On a rainy, raw, almost melancholy day this week, I trekked with nine others over some of the vast 49-acre property that once was home to Philip Johnson and is now one of 29 sites owned and operated as tourist attractions by the National Trust for Historic Preservation (NTHP). The most famous structure on the property is The Glass House, a 1,728 square foot residence, which is a stunning minimalist, see-through house in which the surrounding landscape is the essential “furniture.” The glass house is not alone on the property, but one of several structures that completes Johnson’s assemblage of outcrops, which taken as a whole, fulfill the elements and functions of a home. Now under repair is a brick house with only three porthole windows on one wall, which is said to be a guest house with all the luxurious amenities absent in The Glass House – the most elemental, austere setting I have ever seen for a man with modest needs living alone.

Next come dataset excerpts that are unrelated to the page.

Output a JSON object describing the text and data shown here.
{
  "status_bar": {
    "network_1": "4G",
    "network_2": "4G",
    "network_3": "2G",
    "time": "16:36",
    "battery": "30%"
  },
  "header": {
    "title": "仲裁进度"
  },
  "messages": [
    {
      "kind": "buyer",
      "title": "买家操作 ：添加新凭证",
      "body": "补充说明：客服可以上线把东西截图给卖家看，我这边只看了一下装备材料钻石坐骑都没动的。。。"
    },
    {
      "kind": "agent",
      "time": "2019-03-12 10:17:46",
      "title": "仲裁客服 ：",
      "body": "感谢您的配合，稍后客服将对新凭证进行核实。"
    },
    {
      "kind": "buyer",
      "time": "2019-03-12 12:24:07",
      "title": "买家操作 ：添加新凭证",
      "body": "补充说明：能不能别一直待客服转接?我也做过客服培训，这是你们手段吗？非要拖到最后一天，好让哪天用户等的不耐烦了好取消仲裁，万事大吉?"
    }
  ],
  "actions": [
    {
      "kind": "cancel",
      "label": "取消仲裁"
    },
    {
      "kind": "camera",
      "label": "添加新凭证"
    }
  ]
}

The bed, bathroom, cupboard, kitchen, fireplace and table do not interfere in the least with the overall acetic aesthetic of the house. An underground bunker houses his art collection. Another multi-level building displays a sculpture collection, which is infused with shadows from a striped glass ceiling…a marriage of art and architecture.
Close by in Port Chester, NY, is a synagogue, Kneset Tifereth Israel, the design of which was given by Johnson to the congregation without fee in the mid-fifties. Some have called it his “atonement.” Mark Stevens, an author and art critic wrote in the New York Times in January, 2005: “The beautiful Glass House will remain Mr. Johnson’s signature work. It is the transparent heart of a collection of eclectic buildings in New Canaan, Conn.” But, he concluded, “Philip Johnson lived in a glass house. He threw stones, too.”
Lucky for us, The National Trust runs tours of The Glass House, as it does for two of their Westchester properties – Lyndhurst, the former home of railroad baron Jay Gould, and Kykuit, the former home to four generations of the Rockefeller family. Also lucky for us too that Rena Zurofsky, the NTHP former director of The Glass House is now caring for Lyndhurst as its Interim Director. However, as someone who grew up in Queens, New York, with a penchant for historic preservation, I can only wish that an angel would come along to restore the New York State Pavilion in Flushing Meadows-Corona Park, designed for the 1964-65 World’s Fair and a Johnson legacy-in-waiting.